Dengan begitu, menjawab pertanyaan pertama, perspektif struktural-fungsional mengukuhkan tesis bahwa “keluarga (kita) adalah miniatur bangsa (kita)”. Miniatur khususnya pada aspek karakter, atau moralitas/mentalitas ekonomi, politik, dan budaya.
Jelas, tesis tersebut sangat relevan dengan konteks Indonesia kini. Sebabnya, Presiden Jokowi telah mencanangkan “sasaran besar” pembangunan bangsa yaitu perwujudan bangsa Trisakti. Itulah sasaran “Indonesia Hebat” yaitu bangsa yang memiliki kemandirian ekonomi, kedaulatan politik, dan kepribadian budaya.
Maka, dalam kerangka struktural-fungsionalis itu, logis jika BKKBN menjadi motor revolusi mental bangsa melalui dan di lingkungan keluarga Indonesia. Harapannya, dengan membangun mentalitas kemandirian ekonomi, kedaulatan politik, dan kepribadian budaya di lingkungan kehidupan keluarga, kelak akan terbentuk “Bangsa Indonesia Hebat”.
Empat Nilai Dasar
Dalam kaitan revolusi mental, norma “keluarga kecil, bahagia, sejahtera, berkualitas, bermartabat, dan harmonis” yang dicanangkan BKKBN sebagai “keluarga berkarakter”, bermasalah secara metodik. “Norma” itu tidak eksplisit menegaskan nilai moralitas/mentalitas keluarga/bangsa yang hendak dibentuk melalui “revolusi mental” .
Karena itu, untuk menjawab pertanyaan kedua, sebaiknya kita merujuk pada manifesto “Revolusi Mental” yang telah diumumkan Presiden Jokowi (Kompas, 10 April 2014).
Dengan manifesto itu, Jokowi telah mencanangkan revolusi mental sebagai paradigma pembangunan nasional. Paradigma ini dimaksudkan untuk menjawab masalah paling dasar bangsa Indonesia awal abad ke-21 yaitu lemahnya mentalitas dan moralitas di segala bidang.
Ada lima premis dasar manifesto “Revolusi Mental” Jokowi itu. Pertama, tujuan pembangunan adalah tercapainya bangsa Indonesia yang Trisakti yaitu berdaulat secara politik, ekonomi, dan budaya.

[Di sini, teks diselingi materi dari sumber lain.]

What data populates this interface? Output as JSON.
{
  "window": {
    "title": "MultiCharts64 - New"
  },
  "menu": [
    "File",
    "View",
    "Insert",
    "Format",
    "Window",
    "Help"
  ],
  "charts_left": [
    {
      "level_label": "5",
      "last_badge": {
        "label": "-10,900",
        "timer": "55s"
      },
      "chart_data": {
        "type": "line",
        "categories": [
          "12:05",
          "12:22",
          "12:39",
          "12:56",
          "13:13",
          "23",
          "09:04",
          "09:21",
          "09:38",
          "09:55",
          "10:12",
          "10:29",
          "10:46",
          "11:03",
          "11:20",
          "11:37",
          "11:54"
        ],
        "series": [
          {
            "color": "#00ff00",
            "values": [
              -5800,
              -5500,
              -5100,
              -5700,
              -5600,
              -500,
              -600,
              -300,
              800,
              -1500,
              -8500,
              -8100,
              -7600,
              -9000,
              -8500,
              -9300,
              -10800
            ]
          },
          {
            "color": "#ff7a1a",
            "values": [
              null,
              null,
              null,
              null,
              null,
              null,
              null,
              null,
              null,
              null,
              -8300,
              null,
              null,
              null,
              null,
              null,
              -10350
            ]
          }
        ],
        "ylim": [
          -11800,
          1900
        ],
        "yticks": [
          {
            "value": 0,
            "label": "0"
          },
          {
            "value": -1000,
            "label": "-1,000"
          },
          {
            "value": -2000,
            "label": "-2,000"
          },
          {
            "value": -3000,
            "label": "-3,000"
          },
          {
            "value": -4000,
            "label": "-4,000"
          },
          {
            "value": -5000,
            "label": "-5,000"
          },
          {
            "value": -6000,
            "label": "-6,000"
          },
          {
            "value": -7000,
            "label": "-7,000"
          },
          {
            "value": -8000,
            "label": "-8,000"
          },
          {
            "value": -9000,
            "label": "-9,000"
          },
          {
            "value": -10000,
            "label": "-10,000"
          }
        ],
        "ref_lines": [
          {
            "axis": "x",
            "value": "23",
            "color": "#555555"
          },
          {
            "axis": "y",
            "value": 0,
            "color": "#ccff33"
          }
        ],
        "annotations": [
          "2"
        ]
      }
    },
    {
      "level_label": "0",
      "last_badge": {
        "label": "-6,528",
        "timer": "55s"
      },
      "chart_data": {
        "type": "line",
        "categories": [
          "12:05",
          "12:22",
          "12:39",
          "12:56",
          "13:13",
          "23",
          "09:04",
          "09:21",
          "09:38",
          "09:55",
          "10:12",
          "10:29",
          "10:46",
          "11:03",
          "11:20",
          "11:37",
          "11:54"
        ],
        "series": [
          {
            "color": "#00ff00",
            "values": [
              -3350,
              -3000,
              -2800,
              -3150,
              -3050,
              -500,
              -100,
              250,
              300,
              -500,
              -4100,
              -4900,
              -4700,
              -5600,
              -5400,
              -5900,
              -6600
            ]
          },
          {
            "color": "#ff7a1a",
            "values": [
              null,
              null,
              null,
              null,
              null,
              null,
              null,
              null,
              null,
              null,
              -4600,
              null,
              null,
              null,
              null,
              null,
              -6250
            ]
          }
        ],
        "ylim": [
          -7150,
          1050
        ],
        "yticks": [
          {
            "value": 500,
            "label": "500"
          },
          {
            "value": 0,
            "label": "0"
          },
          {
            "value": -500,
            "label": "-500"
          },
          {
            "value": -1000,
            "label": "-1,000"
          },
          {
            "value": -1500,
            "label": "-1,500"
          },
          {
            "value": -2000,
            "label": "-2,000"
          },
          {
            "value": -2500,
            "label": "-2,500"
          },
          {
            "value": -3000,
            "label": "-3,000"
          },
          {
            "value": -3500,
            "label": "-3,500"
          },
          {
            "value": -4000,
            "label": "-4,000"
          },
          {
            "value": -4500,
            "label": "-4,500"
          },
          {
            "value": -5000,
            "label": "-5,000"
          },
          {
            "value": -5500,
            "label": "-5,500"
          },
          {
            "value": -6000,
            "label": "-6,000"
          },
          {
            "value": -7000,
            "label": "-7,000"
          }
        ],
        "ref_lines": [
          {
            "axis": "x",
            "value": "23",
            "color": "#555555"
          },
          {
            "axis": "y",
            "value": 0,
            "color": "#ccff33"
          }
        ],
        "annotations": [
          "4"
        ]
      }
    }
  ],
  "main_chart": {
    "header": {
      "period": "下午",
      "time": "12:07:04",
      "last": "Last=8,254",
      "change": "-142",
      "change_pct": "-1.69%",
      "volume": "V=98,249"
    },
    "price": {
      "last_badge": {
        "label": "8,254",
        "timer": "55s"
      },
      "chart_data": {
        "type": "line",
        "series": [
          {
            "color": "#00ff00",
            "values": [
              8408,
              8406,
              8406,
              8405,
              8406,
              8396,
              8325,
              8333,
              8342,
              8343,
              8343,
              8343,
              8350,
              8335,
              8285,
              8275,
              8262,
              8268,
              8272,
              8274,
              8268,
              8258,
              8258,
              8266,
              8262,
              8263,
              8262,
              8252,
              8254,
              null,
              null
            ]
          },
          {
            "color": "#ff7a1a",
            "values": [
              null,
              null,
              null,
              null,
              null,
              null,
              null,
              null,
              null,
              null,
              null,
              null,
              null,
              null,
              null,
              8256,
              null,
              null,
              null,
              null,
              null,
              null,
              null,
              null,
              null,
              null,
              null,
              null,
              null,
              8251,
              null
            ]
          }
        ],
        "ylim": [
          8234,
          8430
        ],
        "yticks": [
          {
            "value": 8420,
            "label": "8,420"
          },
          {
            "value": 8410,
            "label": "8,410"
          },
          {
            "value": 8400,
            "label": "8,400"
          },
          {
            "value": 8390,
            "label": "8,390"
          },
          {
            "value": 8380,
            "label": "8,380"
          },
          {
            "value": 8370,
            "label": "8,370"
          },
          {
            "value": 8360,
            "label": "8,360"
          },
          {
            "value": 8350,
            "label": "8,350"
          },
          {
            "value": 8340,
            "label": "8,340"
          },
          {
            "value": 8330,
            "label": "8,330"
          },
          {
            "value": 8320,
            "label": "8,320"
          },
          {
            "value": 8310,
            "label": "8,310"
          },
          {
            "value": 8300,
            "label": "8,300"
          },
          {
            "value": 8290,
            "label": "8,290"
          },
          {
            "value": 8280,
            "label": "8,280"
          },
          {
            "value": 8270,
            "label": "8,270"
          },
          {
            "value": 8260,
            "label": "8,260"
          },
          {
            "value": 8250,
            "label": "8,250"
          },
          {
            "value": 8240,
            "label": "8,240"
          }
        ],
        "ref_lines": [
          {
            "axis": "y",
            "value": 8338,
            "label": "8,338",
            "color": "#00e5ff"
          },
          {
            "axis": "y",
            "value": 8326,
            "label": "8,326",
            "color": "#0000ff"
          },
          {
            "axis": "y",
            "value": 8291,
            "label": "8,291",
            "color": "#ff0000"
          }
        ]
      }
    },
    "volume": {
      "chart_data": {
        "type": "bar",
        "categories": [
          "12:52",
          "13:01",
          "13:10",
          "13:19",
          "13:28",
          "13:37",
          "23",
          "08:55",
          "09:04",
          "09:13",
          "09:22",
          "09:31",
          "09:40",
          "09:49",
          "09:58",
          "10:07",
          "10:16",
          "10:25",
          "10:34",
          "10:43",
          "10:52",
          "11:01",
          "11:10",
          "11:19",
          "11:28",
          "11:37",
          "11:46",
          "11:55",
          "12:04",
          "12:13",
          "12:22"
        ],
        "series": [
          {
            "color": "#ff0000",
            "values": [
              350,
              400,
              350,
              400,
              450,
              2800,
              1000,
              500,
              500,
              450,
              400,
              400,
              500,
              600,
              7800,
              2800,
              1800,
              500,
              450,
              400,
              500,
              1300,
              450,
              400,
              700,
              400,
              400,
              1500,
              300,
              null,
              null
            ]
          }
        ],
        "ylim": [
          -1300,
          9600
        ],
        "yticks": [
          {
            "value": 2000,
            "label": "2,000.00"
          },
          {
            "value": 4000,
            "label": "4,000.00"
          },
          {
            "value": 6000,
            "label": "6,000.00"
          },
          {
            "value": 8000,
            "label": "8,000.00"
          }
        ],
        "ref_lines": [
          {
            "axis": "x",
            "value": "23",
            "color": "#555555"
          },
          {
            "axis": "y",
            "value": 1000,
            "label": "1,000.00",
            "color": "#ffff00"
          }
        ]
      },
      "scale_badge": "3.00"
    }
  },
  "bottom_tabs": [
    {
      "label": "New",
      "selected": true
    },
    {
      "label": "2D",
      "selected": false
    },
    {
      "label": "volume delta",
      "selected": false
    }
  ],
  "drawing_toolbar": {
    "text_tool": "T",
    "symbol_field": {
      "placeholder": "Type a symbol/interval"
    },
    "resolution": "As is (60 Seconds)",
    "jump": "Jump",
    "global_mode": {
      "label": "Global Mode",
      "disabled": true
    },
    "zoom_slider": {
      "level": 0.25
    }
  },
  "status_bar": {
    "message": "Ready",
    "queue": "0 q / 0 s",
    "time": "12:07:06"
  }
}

Kedua, proses pembangunan selama ini baru menyentuh dimensi struktural kelembagaan, belum menyentuh dimensi kultural, sehingga capaian pertumbuhan ekonomi dan demokrasi politik tidak diimbangi oleh penguatan mentalitas bangsa.
Ketiga, mentalitas bangsa yang lemah menyebabkan liberalisme semakin meraja dan menyuburkan gejala inefisiensi pemerintahan, perekonomian, dan perpolitikan dalam bentuk korupsi, kolusi, nepotisme, dan intolerasi yang melemahkan kedaulatan bangsa.